Lorsque le règlement de prévoyance prévoit que le concubin se trouve en 3e rang dans la cascade des bénéficiaires (après le conjoint et les orphelins), alors les orphelins pourraient être entièrement favorisés au détriment du concubin. À défaut d’orphelins, le concubin est seul et unique bénéficiaire. C’est un avantage significatif en faveur du concubin, à condition qu’il soit désigné du vivant de l’assuré si le règlement l’exige.

 

6.      Comment les rachats d’années financés durant le mariage sont-ils traités en cas de divorce dans chaque régime matrimonial, et quels sont les impôts dus sur le capital décès ?

Sous le régime de la participation aux acquêts et en cas de divorce, si les rachats d’années ont été financés par des acquêts, le partage se fera à hauteur de 50% en faveur de chaque époux. Si les rachats d’années ont été financés par des biens propres, l’intégralité des rachats d’années revient à l’assuré.

Sous le régime de la communauté de biens, que les rachats aient été financés par des biens communs ou des biens propres, le partage se fera à hauteur de 50% en faveur de chaque époux.

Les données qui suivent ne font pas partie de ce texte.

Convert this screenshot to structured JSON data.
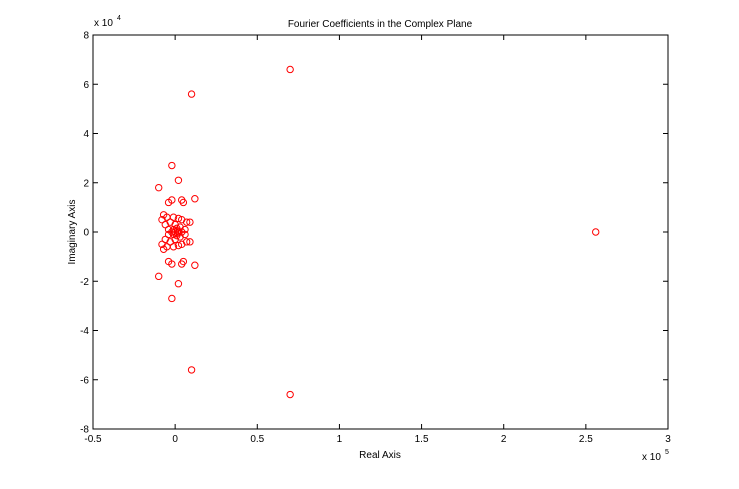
{
  "chart_data": {
    "type": "scatter",
    "title": "Fourier Coefficients in the Complex Plane",
    "xlabel": "Real Axis",
    "ylabel": "Imaginary Axis",
    "xlim": [
      -0.5,
      3
    ],
    "ylim": [
      -8,
      8
    ],
    "x_ticks": [
      "-0.5",
      "0",
      "0.5",
      "1",
      "1.5",
      "2",
      "2.5",
      "3"
    ],
    "y_ticks": [
      "-8",
      "-6",
      "-4",
      "-2",
      "0",
      "2",
      "4",
      "6",
      "8"
    ],
    "x_multiplier": {
      "base": "x 10",
      "exponent": "5"
    },
    "y_multiplier": {
      "base": "x 10",
      "exponent": "4"
    },
    "grid": false,
    "marker": "circle-open",
    "marker_color": "#ff0000",
    "series": [
      {
        "points": [
          [
            2.56,
            0
          ],
          [
            0.7,
            6.6
          ],
          [
            0.7,
            -6.6
          ],
          [
            0.1,
            5.6
          ],
          [
            0.1,
            -5.6
          ],
          [
            -0.1,
            1.8
          ],
          [
            -0.1,
            -1.8
          ],
          [
            -0.02,
            2.7
          ],
          [
            -0.02,
            -2.7
          ],
          [
            0.02,
            2.1
          ],
          [
            0.02,
            -2.1
          ],
          [
            0.12,
            1.35
          ],
          [
            0.12,
            -1.35
          ],
          [
            0.04,
            1.3
          ],
          [
            0.04,
            -1.3
          ],
          [
            0.05,
            1.2
          ],
          [
            0.05,
            -1.2
          ],
          [
            -0.02,
            1.3
          ],
          [
            -0.02,
            -1.3
          ],
          [
            -0.04,
            1.2
          ],
          [
            -0.04,
            -1.2
          ],
          [
            0.09,
            0.4
          ],
          [
            0.09,
            -0.4
          ],
          [
            0.07,
            0.4
          ],
          [
            0.07,
            -0.4
          ],
          [
            -0.07,
            0.7
          ],
          [
            -0.07,
            -0.7
          ],
          [
            -0.08,
            0.5
          ],
          [
            -0.08,
            -0.5
          ],
          [
            -0.05,
            0.6
          ],
          [
            -0.05,
            -0.6
          ],
          [
            -0.06,
            0.3
          ],
          [
            -0.06,
            -0.3
          ],
          [
            -0.01,
            0.6
          ],
          [
            -0.01,
            -0.6
          ],
          [
            0.02,
            0.55
          ],
          [
            0.02,
            -0.55
          ],
          [
            0.04,
            0.5
          ],
          [
            0.04,
            -0.5
          ],
          [
            0.06,
            0.1
          ],
          [
            0.06,
            -0.1
          ],
          [
            -0.03,
            0.4
          ],
          [
            -0.03,
            -0.4
          ],
          [
            -0.04,
            0.1
          ],
          [
            -0.04,
            -0.1
          ],
          [
            0.0,
            0.3
          ],
          [
            0.0,
            -0.3
          ],
          [
            0.01,
            0.15
          ],
          [
            0.01,
            -0.15
          ],
          [
            0.03,
            0.2
          ],
          [
            0.03,
            -0.2
          ],
          [
            -0.01,
            0.1
          ],
          [
            -0.01,
            -0.1
          ],
          [
            0.015,
            0.05
          ],
          [
            0.015,
            -0.05
          ],
          [
            0.0,
            0.0
          ],
          [
            0.02,
            0.0
          ],
          [
            -0.02,
            0.0
          ],
          [
            0.04,
            0.0
          ]
        ]
      }
    ]
  }
}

Sous le régime de la séparation des biens, l’intégralité des rachats d’années revient à l’époux qui les a financés. Mais contrairement à ce que l’on pourrait penser, si les rachats ont été financés par des revenus assimilables aux acquêts selon le régime matrimonial de la participation des acquêts (par exemple, les revenus du travail) le partage se fera à hauteur de 50% en faveur de chaque époux.

 

En cas de décès, la masse (biens propres ou biens communs) qui a financé les rachats d’années n’importe pas, seule la clause bénéficiaire du règlement de prévoyance ainsi que les éventuelles modifications faites par l’assuré trouvent application.

 

Tous les capitaux provenant de la prévoyance professionnelle en faveur d’un ou plusieurs bénéficiaires sont imposés à raison de 1/5 du taux, défini par l’impôt fédéral direct et le barème cantonal et communal. À titre d’exemple, un capital décès de 3 millions de francs versé à un bénéficiaire dans le canton de Vaud sera imposé à hauteur d’environ 270'000 francs et ce, indépendamment du lien de parenté entre l’assuré et le bénéficiaire. Si ce même montant était versé dans le cadre d’une succession, l’impôt serait d’environ 1'500'000 francs pour un concubin ou encore de 750'000 francs pour des frères et sœurs.

 

Conclusion

Il ne peut y avoir une réflexion approfondie sur sa succession sans une analyse pointue du ou des règlements de prévoyance applicables. Il est impératif de ne pas se limiter à la simple lecture de la clause bénéficiaire, mais de tenir compte de toute la latitude que celle-ci confère à l’assuré et des conditions formelles qui y sont exprimées. Comme exposé plus haut, il est possible de favoriser significativement un bénéficiaire au détriment d’un autre, y compris au détriment des héritiers réservataires ou d’un concubin. L’objectif n’est pas d’encourager les assurés à utiliser leur prévoyance professionnelle pour désavantager leurs héritiers, mais plutôt de tirer parti des outils légaux disponibles pour privilégier certains bénéficiaires. En parallèle, des économies fiscales substantielles peuvent être réalisées, tant par l’assuré (de son vivant) que par les bénéficiaires (lors du décès de l’assuré). Il est nécessaire que cette planification soit anticipée, son résultat pouvant être modifié au gré des changements que connaît la vie de l’assuré, aussi bien au niveau patrimonial que relationnel.